Here are some of the factoids that are being reported everywhere that we need to be aware of. The lockdown (currently being relaxed a tad as we speak) involves 400 million people across 45 cities (it’s not just Shanghai) and that represents 40% of China’s GDP. It is hard to imagine the scale of this and therefore even harder to comprehend.
Shanghai is a major city and a significant center for manufacturing and exports and has the largest port in the world (it handles 20% of China’s shipping) and I’m sure you’ve seen the videos of people screaming on their balconies because thy cannot even leave for food leading to food shortages and lack of medical care. The port is not functioning, and incoming cargo wait time has doubled and increasing. Cargo airlines have cancelled all flights in both directions and almost all trucking has stopped. Sony and Apple supply chains are already hurting, and the biggest MacBook producer has shut down production entirely. So has Tesla.
“Global markets may still underestimate the impact, because much attention remains focused on the Russian-Ukraine conflict and US Federal Reserve rate hikes,” says Lu Ting, Nomura’s chief China economist and that is a big concern. Category Management strategies must be fluid and dynamic and react to a host of simultaneous “black swan” events.
You should be prepared for a new buzzword soon to be added to our professional lexicon – decoupling. It refers to the integrated economies of the US and China and a movement to start separating – a lot easier said than done. However, every Category Manager needs to ensure that they incorporate that in their strategies and be prepared to move their fulfillment around the globe as nimbly as possible.
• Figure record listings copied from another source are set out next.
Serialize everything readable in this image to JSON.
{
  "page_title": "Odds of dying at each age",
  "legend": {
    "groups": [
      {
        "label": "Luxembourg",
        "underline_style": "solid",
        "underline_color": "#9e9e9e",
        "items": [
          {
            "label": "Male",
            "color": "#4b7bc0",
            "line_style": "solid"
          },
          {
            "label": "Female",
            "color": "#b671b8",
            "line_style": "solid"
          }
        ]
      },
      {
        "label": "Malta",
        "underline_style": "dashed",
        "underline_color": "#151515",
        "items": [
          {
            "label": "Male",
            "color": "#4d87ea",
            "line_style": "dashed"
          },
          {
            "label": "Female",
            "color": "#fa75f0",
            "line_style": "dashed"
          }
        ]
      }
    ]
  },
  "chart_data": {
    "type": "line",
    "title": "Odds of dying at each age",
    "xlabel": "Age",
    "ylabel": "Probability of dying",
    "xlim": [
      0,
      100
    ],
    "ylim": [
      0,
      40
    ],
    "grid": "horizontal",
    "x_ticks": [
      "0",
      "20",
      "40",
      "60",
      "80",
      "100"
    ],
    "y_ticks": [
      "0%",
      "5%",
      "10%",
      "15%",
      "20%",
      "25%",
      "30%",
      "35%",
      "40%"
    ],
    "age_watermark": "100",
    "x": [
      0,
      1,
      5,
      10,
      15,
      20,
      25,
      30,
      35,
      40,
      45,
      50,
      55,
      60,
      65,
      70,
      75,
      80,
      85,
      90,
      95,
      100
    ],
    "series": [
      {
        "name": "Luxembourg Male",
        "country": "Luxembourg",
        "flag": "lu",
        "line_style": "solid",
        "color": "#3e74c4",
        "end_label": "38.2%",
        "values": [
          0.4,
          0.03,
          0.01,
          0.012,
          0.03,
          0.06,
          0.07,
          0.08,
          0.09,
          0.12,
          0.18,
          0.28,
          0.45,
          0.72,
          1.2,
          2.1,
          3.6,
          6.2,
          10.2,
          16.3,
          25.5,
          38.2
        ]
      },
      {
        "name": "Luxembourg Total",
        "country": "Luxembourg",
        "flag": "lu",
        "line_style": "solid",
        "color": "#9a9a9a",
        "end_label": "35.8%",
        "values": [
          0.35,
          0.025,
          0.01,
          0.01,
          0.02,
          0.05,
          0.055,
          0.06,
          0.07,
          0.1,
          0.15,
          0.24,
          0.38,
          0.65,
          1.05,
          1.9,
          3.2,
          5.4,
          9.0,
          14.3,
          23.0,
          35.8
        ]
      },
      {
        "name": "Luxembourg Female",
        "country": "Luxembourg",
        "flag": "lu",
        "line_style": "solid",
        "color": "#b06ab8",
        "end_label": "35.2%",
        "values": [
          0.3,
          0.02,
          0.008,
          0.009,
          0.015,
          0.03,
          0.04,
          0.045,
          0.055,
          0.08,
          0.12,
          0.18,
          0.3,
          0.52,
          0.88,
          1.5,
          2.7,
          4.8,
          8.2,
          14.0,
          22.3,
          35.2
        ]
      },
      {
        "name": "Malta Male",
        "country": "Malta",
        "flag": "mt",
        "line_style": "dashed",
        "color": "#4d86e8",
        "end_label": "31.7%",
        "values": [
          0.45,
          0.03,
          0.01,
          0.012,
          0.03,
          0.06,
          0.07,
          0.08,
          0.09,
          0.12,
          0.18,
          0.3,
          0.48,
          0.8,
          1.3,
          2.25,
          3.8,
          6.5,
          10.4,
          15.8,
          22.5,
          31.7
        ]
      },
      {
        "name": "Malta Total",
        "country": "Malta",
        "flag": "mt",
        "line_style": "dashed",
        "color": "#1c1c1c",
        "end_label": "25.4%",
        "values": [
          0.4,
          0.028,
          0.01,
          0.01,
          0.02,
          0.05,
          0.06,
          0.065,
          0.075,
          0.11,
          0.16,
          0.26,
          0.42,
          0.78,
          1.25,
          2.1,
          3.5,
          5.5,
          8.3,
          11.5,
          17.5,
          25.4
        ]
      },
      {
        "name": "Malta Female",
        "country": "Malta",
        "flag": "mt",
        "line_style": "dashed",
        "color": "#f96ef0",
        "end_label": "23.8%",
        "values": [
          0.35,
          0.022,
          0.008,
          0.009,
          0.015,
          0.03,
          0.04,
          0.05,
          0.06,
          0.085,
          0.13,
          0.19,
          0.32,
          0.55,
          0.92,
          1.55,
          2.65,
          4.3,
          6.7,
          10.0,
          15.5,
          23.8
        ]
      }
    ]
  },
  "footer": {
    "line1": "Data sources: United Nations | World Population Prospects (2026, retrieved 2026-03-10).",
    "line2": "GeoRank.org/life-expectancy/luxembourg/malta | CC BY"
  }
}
“The impact on China is major and the knock on effects on the global economy are quite significant,” said Michael Hirson, Eurasia Group’s practice head for China and Northeast Asia. “I think we’re in for more volatility and economic and social disruption for at least the next six months.” And while Michael talks about six months, that’s only for this particular event, even if he is right in his projection (and I think he is grossly underestimating the time frame). The WTO estimates a global shrinkage of % in GDP from this and all the other events going on at the same time.
The gist of this is that the tools and techniques of yesterday are simply NOT prepared for what we are facing and will continue to face (reference last blog- old stuff won’t work). There has to be a fundamental shift in in thinking about Supply Chains and how we manage them. JIT and every other technique like that is simply outdated. I know we called for the death of Strategic Sourcing a few years back (I still have fond memories of that😊) but it may be time to make sure of it because the tradition of beating down suppliers for the last nickel (and we can deny that we do that all we want 😊) just won’t work today. You do not want to be at the end of the line as a customer for critical suppliers today – it will have a huge impact.